I’m excited to say that I have just been brought on as a composer by the production music library Musinc!  From now on, anything I write and record, once accepted into the library, will be available for licensing for film, TV, and other media.  The material from Airborne is already in the catalog.  There will also be opportunities for filmmakers and music supervisors to commission me to write custom pieces.

This is the beginning of a new chapter in my career.  I’ve always wanted to get into writing for film and TV, and now I have the chance to do that.  As an engineer, it is also a tremendous compliment, because I will be responsible for all my own recording, editing, mixing, and mastering.  In other words, this means they believe my engineering is good enough for recordings that will potentially be used in movies or TV.
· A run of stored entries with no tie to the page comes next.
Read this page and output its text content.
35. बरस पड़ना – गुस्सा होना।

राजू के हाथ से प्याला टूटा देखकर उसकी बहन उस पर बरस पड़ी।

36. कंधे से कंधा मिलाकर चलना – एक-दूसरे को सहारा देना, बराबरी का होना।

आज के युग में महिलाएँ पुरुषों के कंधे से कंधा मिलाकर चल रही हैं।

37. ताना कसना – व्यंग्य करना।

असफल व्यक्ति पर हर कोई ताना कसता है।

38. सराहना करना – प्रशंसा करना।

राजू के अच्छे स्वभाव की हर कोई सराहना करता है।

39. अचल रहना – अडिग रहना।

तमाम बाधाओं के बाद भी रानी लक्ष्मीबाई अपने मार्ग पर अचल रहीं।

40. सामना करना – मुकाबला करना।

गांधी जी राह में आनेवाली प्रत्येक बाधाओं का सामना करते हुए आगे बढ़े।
I’m still trying to process all of this.  Wow!

So maybe you’re wondering, how is this going to affect my everyday life?  Well, not too much right now.  I’m still going to be staying in school to graduate from college.  I’m still going to be doing all of my work either sitting by myself in my tiny apartment at school or recording in my piano studio at my parent’s house back east.  I may be a professional composer, but at the same time, I’m really still just a nineteen-year-old music major trying to figure out life and make it through the semester—while composing and recording as much as I possibly can.

At work in my dorm studio
Working hard… In my dorm-room studio.

The thing about writing for production music libraries is that there’s no guarantee anyone will ever license your music at all.  It is quite possible that my tracks will just sit in the library, no one will use them, and I’ll never make a dime.  As a library composer, to avoid this, the best thing you can do is write as much music as possible to increase your chances of someone using something you wrote.  And that’s what I’m going to do…

I’m incredibly grateful for this opportunity, and I can’t wait to see what will happen next.  Thank you, to all of you who have supported me along the way and who have shared my music and spread the word about it.  I couldn’t have made it here without you.